The Geden tradition of Tibetan Buddhism also known as the Gelugpa School was founded in the 14th century by the highly revered Buddhist master, scholar and yogi Je Tsongkhapa. Tsongkhapa's legacy is tremendous and he is credited with having revitalised many teaching lineages which would otherwise have become extinct. Lelung Rinpoche is now spearheading an important project to preserve Tsongkhapa's lineage for future generations.
In the Tibetan Buddhist tradition, pure lineage transmission is of paramount importance, since it ensures a stream of undiluted blessing from the Buddha himself to contemporary students. The purity of lineage teaching is considered essential for the attainment and realisation of Buddhahood. Sadly, in the years since 1959, when Tibetans began to leave Tibet and settle in around the world, many precious teachings have been lost due to lack of pure transmission. This process continues as older Tibetan lamas pass away, without having properly transmitted the teachings they hold to the younger generation.

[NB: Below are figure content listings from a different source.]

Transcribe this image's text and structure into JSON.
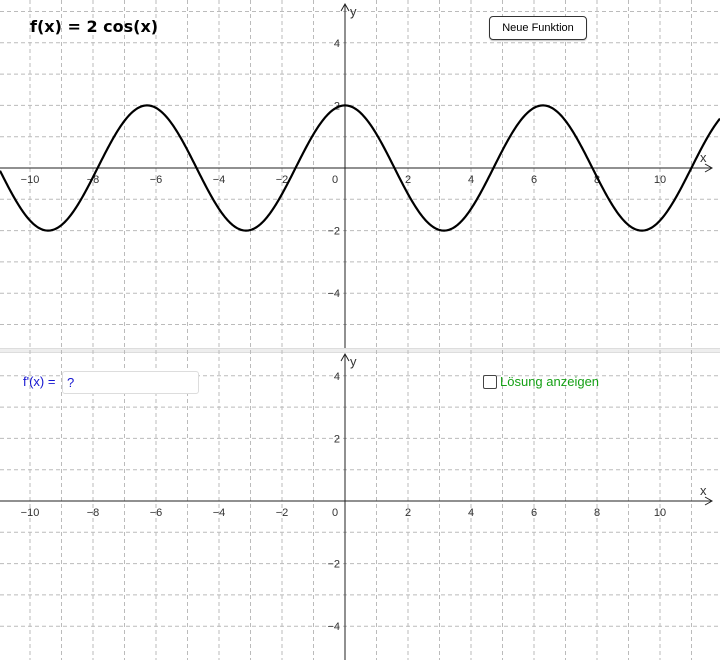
{
  "top_panel": {
    "function_label": "f(x) = 2  cos(x)",
    "new_function_button": "Neue Funktion",
    "x_axis_label": "x",
    "y_axis_label": "y",
    "x_tick_labels": [
      "−10",
      "−8",
      "−6",
      "−4",
      "−2",
      "0",
      "2",
      "4",
      "6",
      "8",
      "10"
    ],
    "y_tick_labels": [
      "4",
      "2",
      "−2",
      "−4"
    ]
  },
  "bottom_panel": {
    "derivative_label": "f'(x) =",
    "derivative_input_value": "?",
    "show_solution_label": "Lösung anzeigen",
    "x_axis_label": "x",
    "y_axis_label": "y",
    "x_tick_labels": [
      "−10",
      "−8",
      "−6",
      "−4",
      "−2",
      "0",
      "2",
      "4",
      "6",
      "8",
      "10"
    ],
    "y_tick_labels": [
      "4",
      "2",
      "−2",
      "−4"
    ]
  },
  "chart_data": {
    "type": "line",
    "series": [
      {
        "function": "2*cos(x)",
        "color": "#000000"
      }
    ],
    "xlim": [
      -11,
      11.8
    ],
    "ylim": [
      -5.5,
      5.3
    ],
    "grid": true
  },
  "colors": {
    "derivative_text": "#1515d0",
    "solution_text": "#16a016",
    "grid_line": "#bbbbbb"
  }
}
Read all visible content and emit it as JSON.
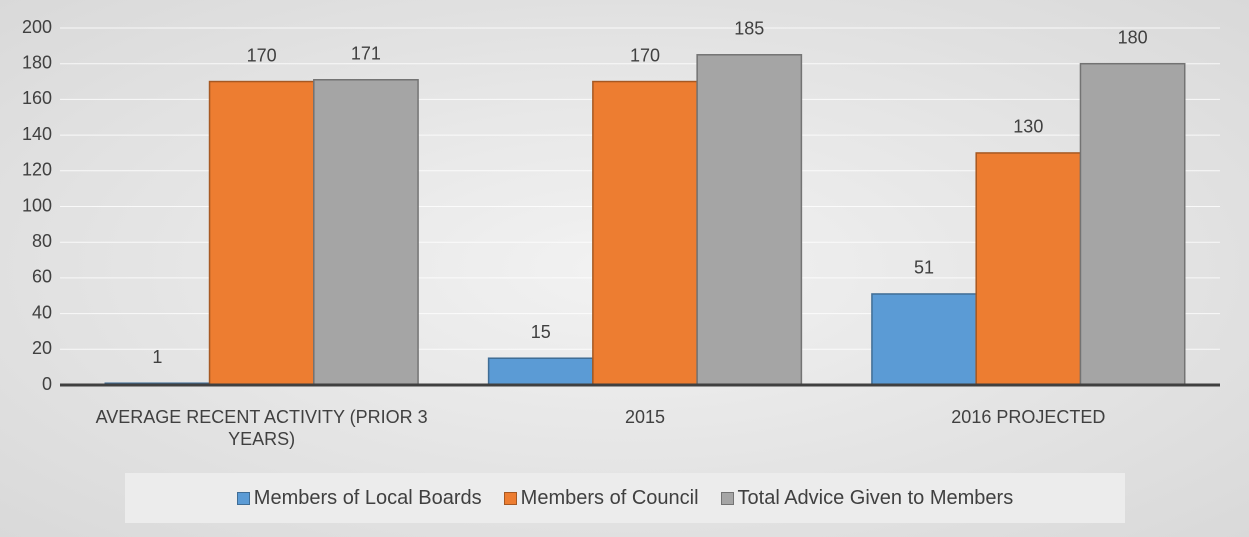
{
  "chart_data": {
    "type": "bar",
    "categories": [
      "AVERAGE RECENT ACTIVITY (PRIOR 3 YEARS)",
      "2015",
      "2016 PROJECTED"
    ],
    "series": [
      {
        "name": "Members of Local Boards",
        "color": "#5b9bd5",
        "values": [
          1,
          15,
          51
        ]
      },
      {
        "name": "Members of Council",
        "color": "#ed7d31",
        "values": [
          170,
          170,
          130
        ]
      },
      {
        "name": "Total Advice Given to Members",
        "color": "#a5a5a5",
        "values": [
          171,
          185,
          180
        ]
      }
    ],
    "ylim": [
      0,
      200
    ],
    "yticks": [
      0,
      20,
      40,
      60,
      80,
      100,
      120,
      140,
      160,
      180,
      200
    ],
    "grid": true,
    "legend": "bottom"
  }
}
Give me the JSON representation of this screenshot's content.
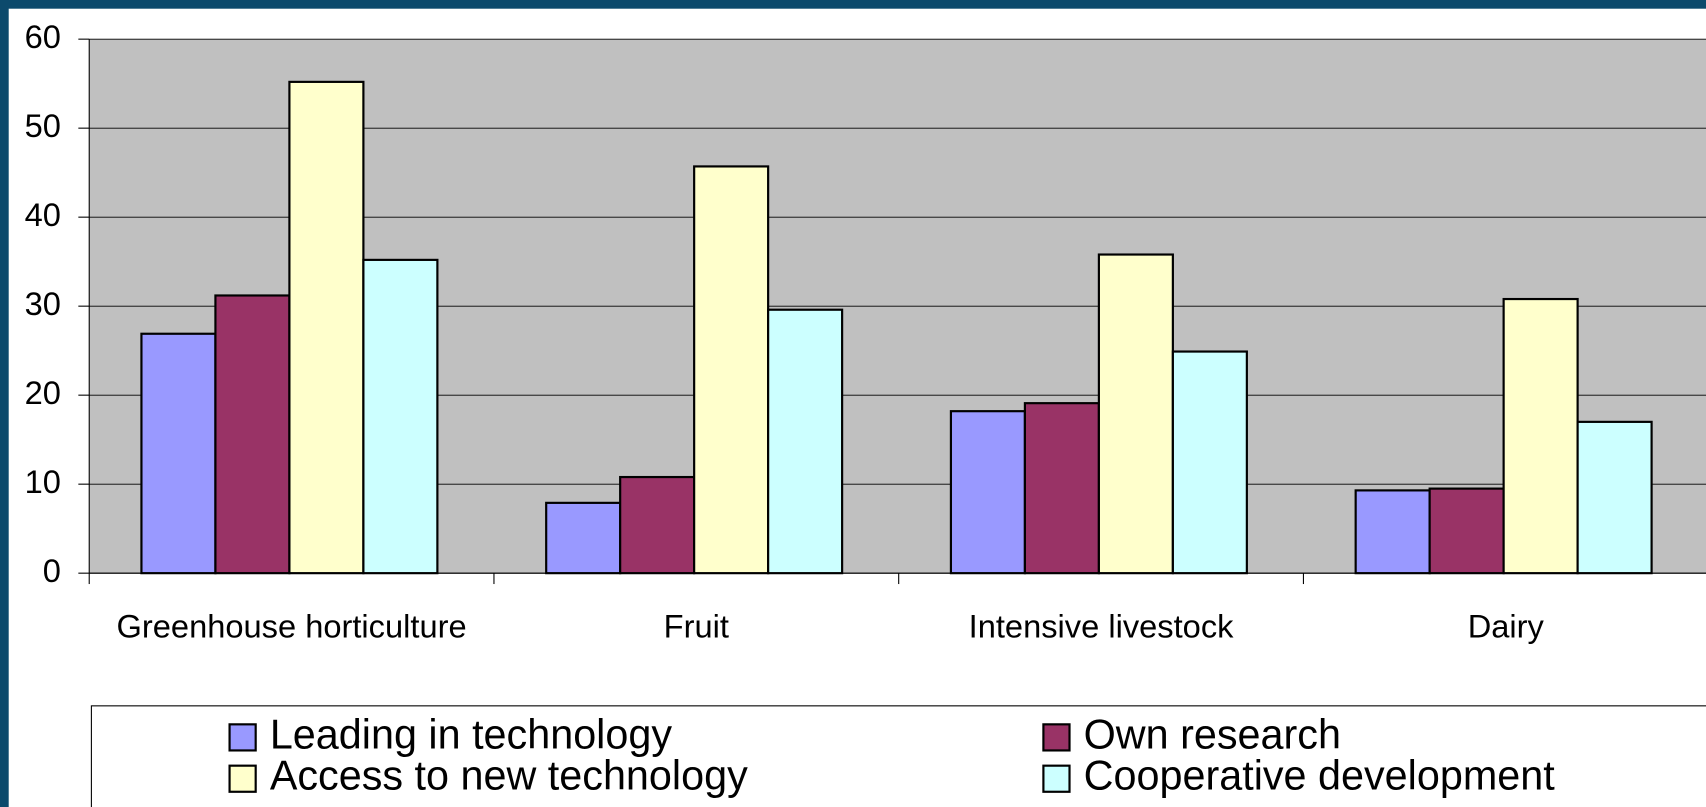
{
  "chart_data": {
    "type": "bar",
    "categories": [
      "Greenhouse horticulture",
      "Fruit",
      "Intensive livestock",
      "Dairy"
    ],
    "series": [
      {
        "name": "Leading in technology",
        "color": "#9999ff",
        "values": [
          26.9,
          7.9,
          18.2,
          9.3
        ]
      },
      {
        "name": "Own research",
        "color": "#993366",
        "values": [
          31.2,
          10.8,
          19.1,
          9.5
        ]
      },
      {
        "name": "Access to new technology",
        "color": "#ffffcc",
        "values": [
          55.2,
          45.7,
          35.8,
          30.8
        ]
      },
      {
        "name": "Cooperative development",
        "color": "#ccffff",
        "values": [
          35.2,
          29.6,
          24.9,
          17.0
        ]
      }
    ],
    "ylim": [
      0,
      60
    ],
    "yticks": [
      0,
      10,
      20,
      30,
      40,
      50,
      60
    ],
    "grid": true,
    "legend": "bottom"
  }
}
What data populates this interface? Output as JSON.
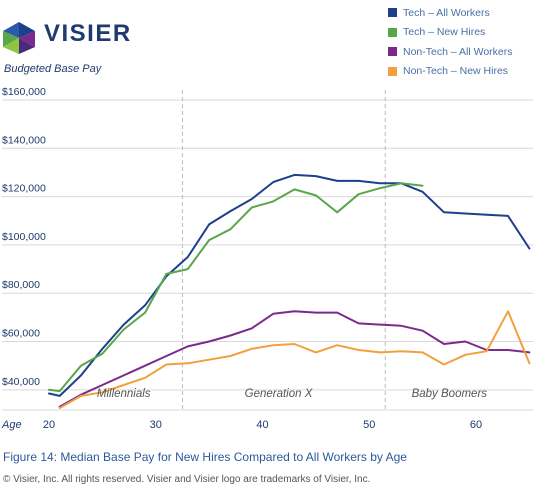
{
  "header": {
    "logo_text": "VISIER",
    "subtitle": "Budgeted Base Pay"
  },
  "caption": "Figure 14: Median Base Pay for New Hires Compared to All Workers by Age",
  "copyright": "© Visier, Inc. All rights reserved. Visier and Visier logo are trademarks of Visier, Inc.",
  "colors": {
    "tech_all": "#1e3f8c",
    "tech_new": "#5aa64b",
    "nontech_all": "#7b2a8c",
    "nontech_new": "#f2a03d",
    "grid": "#d9d9d9",
    "axis_text": "#1e3a6e",
    "generation_text": "#555555"
  },
  "chart_data": {
    "type": "line",
    "xlabel": "Age",
    "ylabel": "",
    "xlim": [
      19,
      66
    ],
    "ylim": [
      30000,
      162000
    ],
    "x_ticks": [
      20,
      30,
      40,
      50,
      60
    ],
    "y_ticks": [
      40000,
      60000,
      80000,
      100000,
      120000,
      140000,
      160000
    ],
    "y_tick_labels": [
      "$40,000",
      "$60,000",
      "$80,000",
      "$100,000",
      "$120,000",
      "$140,000",
      "$160,000"
    ],
    "grid": true,
    "legend_position": "top-right",
    "generation_dividers": [
      32.5,
      51.5
    ],
    "generations": [
      {
        "label": "Millennials",
        "x": 27
      },
      {
        "label": "Generation X",
        "x": 41.5
      },
      {
        "label": "Baby Boomers",
        "x": 57.5
      }
    ],
    "series": [
      {
        "name": "Tech – All Workers",
        "color_key": "tech_all",
        "x": [
          20,
          21,
          23,
          25,
          27,
          29,
          31,
          33,
          35,
          37,
          39,
          41,
          43,
          45,
          47,
          49,
          51,
          53,
          55,
          57,
          59,
          61,
          63,
          65
        ],
        "values": [
          38500,
          37500,
          46000,
          57000,
          67000,
          75000,
          87000,
          95000,
          108500,
          114000,
          119000,
          126000,
          129000,
          128500,
          126500,
          126500,
          125500,
          125500,
          122000,
          113500,
          113000,
          112500,
          112000,
          98500
        ]
      },
      {
        "name": "Tech – New Hires",
        "color_key": "tech_new",
        "x": [
          20,
          21,
          23,
          25,
          27,
          29,
          31,
          33,
          35,
          37,
          39,
          41,
          43,
          45,
          47,
          49,
          51,
          53,
          55
        ],
        "values": [
          40000,
          39500,
          50000,
          55000,
          65000,
          72000,
          88000,
          90000,
          102000,
          106500,
          115500,
          118000,
          123000,
          120500,
          113500,
          121000,
          123500,
          125500,
          124500
        ]
      },
      {
        "name": "Non-Tech – All Workers",
        "color_key": "nontech_all",
        "x": [
          21,
          23,
          25,
          27,
          29,
          31,
          33,
          35,
          37,
          39,
          41,
          43,
          45,
          47,
          49,
          51,
          53,
          55,
          57,
          59,
          61,
          63,
          65
        ],
        "values": [
          33000,
          38000,
          42000,
          46000,
          50000,
          54000,
          58000,
          60000,
          62500,
          65500,
          71500,
          72500,
          72000,
          72000,
          67500,
          67000,
          66500,
          64500,
          59000,
          60000,
          56500,
          56500,
          55500
        ]
      },
      {
        "name": "Non-Tech – New Hires",
        "color_key": "nontech_new",
        "x": [
          21,
          23,
          25,
          27,
          29,
          31,
          33,
          35,
          37,
          39,
          41,
          43,
          45,
          47,
          49,
          51,
          53,
          55,
          57,
          59,
          61,
          63,
          65
        ],
        "values": [
          32500,
          37500,
          39000,
          42000,
          45000,
          50500,
          51000,
          52500,
          54000,
          57000,
          58500,
          59000,
          55500,
          58500,
          56500,
          55500,
          56000,
          55500,
          50500,
          54500,
          56000,
          72500,
          51000
        ]
      }
    ]
  }
}
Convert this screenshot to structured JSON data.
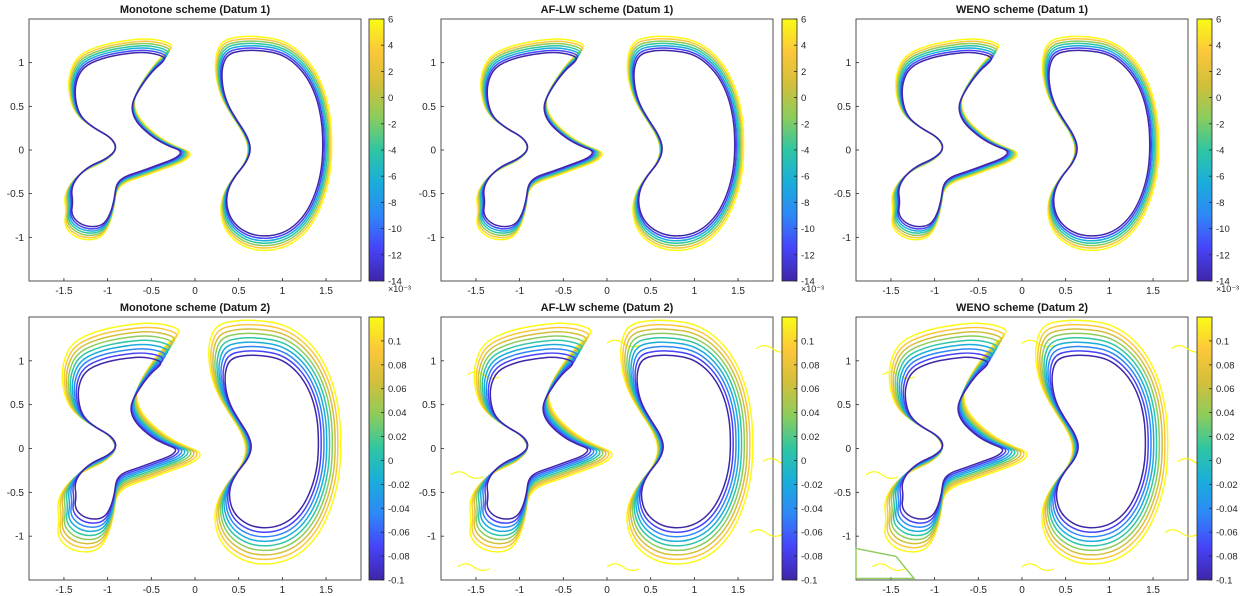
{
  "colormap": [
    "#3e26a8",
    "#4743f8",
    "#2e87f7",
    "#1aaddb",
    "#2fc6a3",
    "#8ccc5c",
    "#d2bf3b",
    "#fcc73a",
    "#f9fb15"
  ],
  "chart_data": [
    {
      "type": "contour",
      "title": "Monotone scheme (Datum 1)",
      "xlim": [
        -1.9,
        1.9
      ],
      "ylim": [
        -1.5,
        1.5
      ],
      "xticks": [
        -1.5,
        -1,
        -0.5,
        0,
        0.5,
        1,
        1.5
      ],
      "xtick_labels": [
        "-1.5",
        "-1",
        "-0.5",
        "0",
        "0.5",
        "1",
        "1.5"
      ],
      "yticks": [
        1,
        0.5,
        0,
        -0.5,
        -1
      ],
      "ytick_labels": [
        "1",
        "0.5",
        "0",
        "-0.5",
        "-1"
      ],
      "colorbar": {
        "range": [
          -0.014,
          0.006
        ],
        "ticks": [
          6,
          4,
          2,
          0,
          -2,
          -4,
          -6,
          -8,
          -10,
          -12,
          -14
        ],
        "tick_labels": [
          "6",
          "4",
          "2",
          "0",
          "-2",
          "-4",
          "-6",
          "-8",
          "-10",
          "-12",
          "-14"
        ],
        "exponent": "×10⁻³"
      },
      "contour_levels": 7,
      "noise": false
    },
    {
      "type": "contour",
      "title": "AF-LW scheme (Datum 1)",
      "xlim": [
        -1.9,
        1.9
      ],
      "ylim": [
        -1.5,
        1.5
      ],
      "xticks": [
        -1.5,
        -1,
        -0.5,
        0,
        0.5,
        1,
        1.5
      ],
      "xtick_labels": [
        "-1.5",
        "-1",
        "-0.5",
        "0",
        "0.5",
        "1",
        "1.5"
      ],
      "yticks": [
        1,
        0.5,
        0,
        -0.5,
        -1
      ],
      "ytick_labels": [
        "1",
        "0.5",
        "0",
        "-0.5",
        "-1"
      ],
      "colorbar": {
        "range": [
          -0.014,
          0.006
        ],
        "ticks": [
          6,
          4,
          2,
          0,
          -2,
          -4,
          -6,
          -8,
          -10,
          -12,
          -14
        ],
        "tick_labels": [
          "6",
          "4",
          "2",
          "0",
          "-2",
          "-4",
          "-6",
          "-8",
          "-10",
          "-12",
          "-14"
        ],
        "exponent": "×10⁻³"
      },
      "contour_levels": 7,
      "noise": false
    },
    {
      "type": "contour",
      "title": "WENO scheme (Datum 1)",
      "xlim": [
        -1.9,
        1.9
      ],
      "ylim": [
        -1.5,
        1.5
      ],
      "xticks": [
        -1.5,
        -1,
        -0.5,
        0,
        0.5,
        1,
        1.5
      ],
      "xtick_labels": [
        "-1.5",
        "-1",
        "-0.5",
        "0",
        "0.5",
        "1",
        "1.5"
      ],
      "yticks": [
        1,
        0.5,
        0,
        -0.5,
        -1
      ],
      "ytick_labels": [
        "1",
        "0.5",
        "0",
        "-0.5",
        "-1"
      ],
      "colorbar": {
        "range": [
          -0.014,
          0.006
        ],
        "ticks": [
          6,
          4,
          2,
          0,
          -2,
          -4,
          -6,
          -8,
          -10,
          -12,
          -14
        ],
        "tick_labels": [
          "6",
          "4",
          "2",
          "0",
          "-2",
          "-4",
          "-6",
          "-8",
          "-10",
          "-12",
          "-14"
        ],
        "exponent": "×10⁻³"
      },
      "contour_levels": 7,
      "noise": false
    },
    {
      "type": "contour",
      "title": "Monotone scheme (Datum 2)",
      "xlim": [
        -1.9,
        1.9
      ],
      "ylim": [
        -1.5,
        1.5
      ],
      "xticks": [
        -1.5,
        -1,
        -0.5,
        0,
        0.5,
        1,
        1.5
      ],
      "xtick_labels": [
        "-1.5",
        "-1",
        "-0.5",
        "0",
        "0.5",
        "1",
        "1.5"
      ],
      "yticks": [
        1,
        0.5,
        0,
        -0.5,
        -1
      ],
      "ytick_labels": [
        "1",
        "0.5",
        "0",
        "-0.5",
        "-1"
      ],
      "colorbar": {
        "range": [
          -0.1,
          0.12
        ],
        "ticks": [
          0.1,
          0.08,
          0.06,
          0.04,
          0.02,
          0,
          -0.02,
          -0.04,
          -0.06,
          -0.08,
          -0.1
        ],
        "tick_labels": [
          "0.1",
          "0.08",
          "0.06",
          "0.04",
          "0.02",
          "0",
          "-0.02",
          "-0.04",
          "-0.06",
          "-0.08",
          "-0.1"
        ],
        "exponent": ""
      },
      "contour_levels": 9,
      "noise": false
    },
    {
      "type": "contour",
      "title": "AF-LW scheme (Datum 2)",
      "xlim": [
        -1.9,
        1.9
      ],
      "ylim": [
        -1.5,
        1.5
      ],
      "xticks": [
        -1.5,
        -1,
        -0.5,
        0,
        0.5,
        1,
        1.5
      ],
      "xtick_labels": [
        "-1.5",
        "-1",
        "-0.5",
        "0",
        "0.5",
        "1",
        "1.5"
      ],
      "yticks": [
        1,
        0.5,
        0,
        -0.5,
        -1
      ],
      "ytick_labels": [
        "1",
        "0.5",
        "0",
        "-0.5",
        "-1"
      ],
      "colorbar": {
        "range": [
          -0.1,
          0.12
        ],
        "ticks": [
          0.1,
          0.08,
          0.06,
          0.04,
          0.02,
          0,
          -0.02,
          -0.04,
          -0.06,
          -0.08,
          -0.1
        ],
        "tick_labels": [
          "0.1",
          "0.08",
          "0.06",
          "0.04",
          "0.02",
          "0",
          "-0.02",
          "-0.04",
          "-0.06",
          "-0.08",
          "-0.1"
        ],
        "exponent": ""
      },
      "contour_levels": 9,
      "noise": true
    },
    {
      "type": "contour",
      "title": "WENO scheme (Datum 2)",
      "xlim": [
        -1.9,
        1.9
      ],
      "ylim": [
        -1.5,
        1.5
      ],
      "xticks": [
        -1.5,
        -1,
        -0.5,
        0,
        0.5,
        1,
        1.5
      ],
      "xtick_labels": [
        "-1.5",
        "-1",
        "-0.5",
        "0",
        "0.5",
        "1",
        "1.5"
      ],
      "yticks": [
        1,
        0.5,
        0,
        -0.5,
        -1
      ],
      "ytick_labels": [
        "1",
        "0.5",
        "0",
        "-0.5",
        "-1"
      ],
      "colorbar": {
        "range": [
          -0.1,
          0.12
        ],
        "ticks": [
          0.1,
          0.08,
          0.06,
          0.04,
          0.02,
          0,
          -0.02,
          -0.04,
          -0.06,
          -0.08,
          -0.1
        ],
        "tick_labels": [
          "0.1",
          "0.08",
          "0.06",
          "0.04",
          "0.02",
          "0",
          "-0.02",
          "-0.04",
          "-0.06",
          "-0.08",
          "-0.1"
        ],
        "exponent": ""
      },
      "contour_levels": 9,
      "noise": true
    }
  ]
}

Je Tsongkhapa's legacy consists of two parts: the Father or (Phacho) teachings, and the Son (Bhucho) teachings. The Father teachings are the root texts and contain the writings of Je Tsongkhapa and his two main disciples. The Son teachings include works by direct disciples of the three 'Fathers' along with the commentaries by Indian Buddhist scholars. Although different schools of Tibetan Buddhism each follow their own set of unique traditions laid out by their own founders, the root of all these traditions can be traced to the teacher of all teachers Buddha Shakyamuni himself. Je Tsongkhapa, like all other accomplished masters studied the teachings of Buddha Shakyamuni extensively.